Prime Minister Binyamin Netanyahu issued a statement on Friday afternoon, responding to Defense Minister Moshe Ya’alon’s (Likud) sudden resignation and press conference earlier in the day.
Ya’alon announced that he intends to return and contend for the leadership, after Netanyahu decided to give his post of Defense Minister to MK Avigdor Liberman as a condition to have his Yisrael Beytenu party join the coalition.
“I am sorry about ‘Boogie’ Ya’alon’s decision,” said Netanyahu. “I think he should have continued to be a full partner in the leadership of the state in the post of Foreign Minister.”
The Prime Minister thanked Ya’alon for his service in the IDF, where he served as Chief of Staff, and said he appreciates the cooperation that the two shared particularly during 2014 Operation Protective Edge.
“The change in the distribution of potrfolios did not stem from a crisis in confidence between us, it stemmed from the need to expand the government, and that was in order to bring stability to the state of Israel faced in light of the great challenges before us,” he said.
“I imagine that if ‘Boogie’ Ya’alon had not been asked to leave the Defense Ministry and move to the Foreign Ministry, (then) what he calls a crisis in confidence between us would not have developed – and he would not have resigned,” said Netanyahu, shooting through Ya’alon’s claims that his resignation was a moral decision based on a lack of confidence in the Prime Minister.

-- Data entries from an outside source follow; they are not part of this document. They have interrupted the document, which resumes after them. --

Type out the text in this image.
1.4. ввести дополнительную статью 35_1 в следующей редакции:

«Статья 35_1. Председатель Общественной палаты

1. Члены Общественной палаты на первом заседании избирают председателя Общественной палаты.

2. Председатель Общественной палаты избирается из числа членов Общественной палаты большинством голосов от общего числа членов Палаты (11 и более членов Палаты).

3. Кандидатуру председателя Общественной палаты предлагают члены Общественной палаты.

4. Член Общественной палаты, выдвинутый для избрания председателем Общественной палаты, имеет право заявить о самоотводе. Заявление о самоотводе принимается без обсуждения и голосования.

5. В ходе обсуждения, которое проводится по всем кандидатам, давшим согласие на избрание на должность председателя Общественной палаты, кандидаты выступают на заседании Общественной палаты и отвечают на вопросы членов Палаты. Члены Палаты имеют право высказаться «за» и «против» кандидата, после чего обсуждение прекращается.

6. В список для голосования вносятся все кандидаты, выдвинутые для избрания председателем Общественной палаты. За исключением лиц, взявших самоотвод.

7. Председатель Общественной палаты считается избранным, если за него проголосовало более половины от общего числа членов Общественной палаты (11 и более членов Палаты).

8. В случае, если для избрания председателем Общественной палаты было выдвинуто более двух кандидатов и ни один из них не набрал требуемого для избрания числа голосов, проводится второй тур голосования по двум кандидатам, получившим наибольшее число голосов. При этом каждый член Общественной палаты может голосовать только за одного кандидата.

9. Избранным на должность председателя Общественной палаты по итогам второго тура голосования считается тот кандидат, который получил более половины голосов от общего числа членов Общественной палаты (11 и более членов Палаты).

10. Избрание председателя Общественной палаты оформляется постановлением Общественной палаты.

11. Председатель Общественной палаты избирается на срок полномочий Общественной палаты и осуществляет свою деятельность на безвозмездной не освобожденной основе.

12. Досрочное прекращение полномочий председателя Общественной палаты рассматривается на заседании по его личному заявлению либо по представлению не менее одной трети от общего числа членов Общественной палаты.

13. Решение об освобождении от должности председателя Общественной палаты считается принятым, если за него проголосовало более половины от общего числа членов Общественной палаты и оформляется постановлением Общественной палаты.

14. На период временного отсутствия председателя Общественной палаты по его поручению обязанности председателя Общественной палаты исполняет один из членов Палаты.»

Netanyahu then referenced tensions displayed between the two in a recent faceoff, when Ya’alon supported IDF Deputy Chief of Staff Yair Golan who compared Israel to Nazi Germany at a Holocaust Remembrance Day ceremony.

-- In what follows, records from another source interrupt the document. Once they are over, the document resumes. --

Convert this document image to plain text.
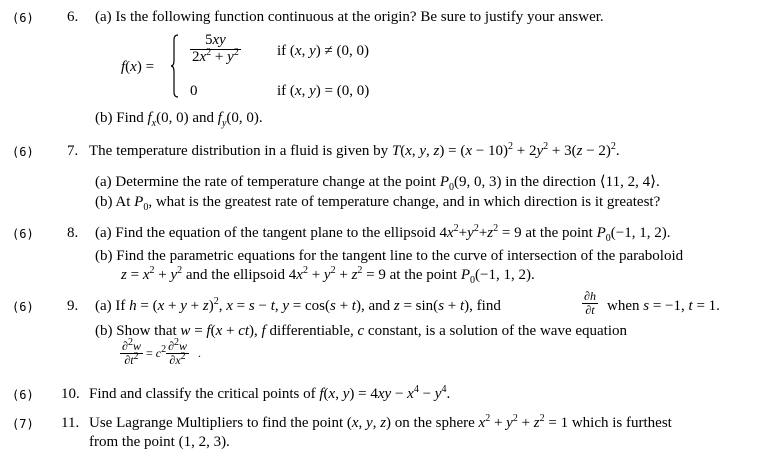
(6) 6. (a) Is the following function continuous at the origin? Be sure to justify your answer.
f(x) =
$\frac{5xy}{2x^2 + y^2}$ if (x, y) ≠ (0, 0)
0	if (x, y) = (0, 0)
(b) Find $f_x(0$, 0) and $f_y(0$, 0).
(6) 7. The temperature distribution in a fluid is given by T(x, y, $z) = (x - 10)^2 + 2y^2 + 3(z - 2)^2$.
(a) Determine the rate of temperature change at the point $P_0(9$, 0, 3) in the direction ⟨11, 2, 4⟩.
(b) At $P_0$, what is the greatest rate of temperature change, and in which direction is it greatest?
(6) 8. (a) Find the equation of the tangent plane to the ellipsoid $4x^2+y^2+z^2 = 9$ at the point $P_0(-1$, 1, 2).
(b) Find the parametric equations for the tangent line to the curve of intersection of the paraboloid
$z = x^2 + y^2$ and the ellipsoid $4x^2 + y^2 + z^2 = 9$ at the point $P_0(-1$, 1, 2).
(6) 9. (a) If $h = (x + y + z)^2$, x = s − t, y = cos(s + t), and z = sin(s + t), find	$\frac{\partial h}{\partial t}$ when s = −1, t = 1.
(b) Show that w = f(x + ct), f differentiable, c constant, is a solution of the wave equation
$\frac{\partial^2w}{\partial t^2} = c^2 \frac{\partial^2w}{\partial x^2}$ .
(6) 10. Find and classify the critical points of f(x, $y) = 4xy - x^4 - y^4$.
(7) 11. Use Lagrange Multipliers to find the point (x, y, z) on the sphere $x^2 + y^2 + z^2 = 1$ which is furthest
from the point (1, 2, 3).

Earlier this week Ya’alon escalated matters further when he told IDF officers to give their personal opinions, regardless of whether they countered the policy of the political echelon, leading Netanyahu to summon him for a talk.
Commenting on the showdown, Netanyahu said, “now I want to clarify: the IDF is a moral army.”
“It maintains and will continue to maintain the highest values of morality – and at their forefront the purity of the weapon,” he said, in a possible reference to Ya’alon’s criticism of IDF soldier Elor Azariya, who is on trial for shooting a wounded terrorist.
“There is and will be no disagreement on that. The IDF is also the people’s army, and I am firm in my opinion that we have to continue to keep the IDF outside of politics.”
“The attempt to bring the IDF and its commanders into a political argument is invalid, and dangerous for democracy,” he said in a condemnation of Ya’alon’s comments earlier this week. “In a democracy the military echelon is subordinate to the political echelon – and not the reverse.”
Batting away Ya’alon’s accusations that Likud has become “extremist,” he said, “Likud believes in Democracy. Likud is a nationalist liberal movement, a movement that is obligated to defend Israel as a Jewish and democratic state. Likud expresses the central stream of the nation, and as such it is obligated to the security of the state and to striving for peace.”
“The government is open to peace. There are opportunities in the diplomatic field, especially due to certain developments in the region that I personally am diligently working on. Therefore I made a great effort to bring the Zionist Union into the government.”
“And therefore I leave the door open to this union (with Zionist Union) in the most serious manner, a union that will only do good for the state of Israel,” concluded Netanyahu, renewing his offers of a unity government.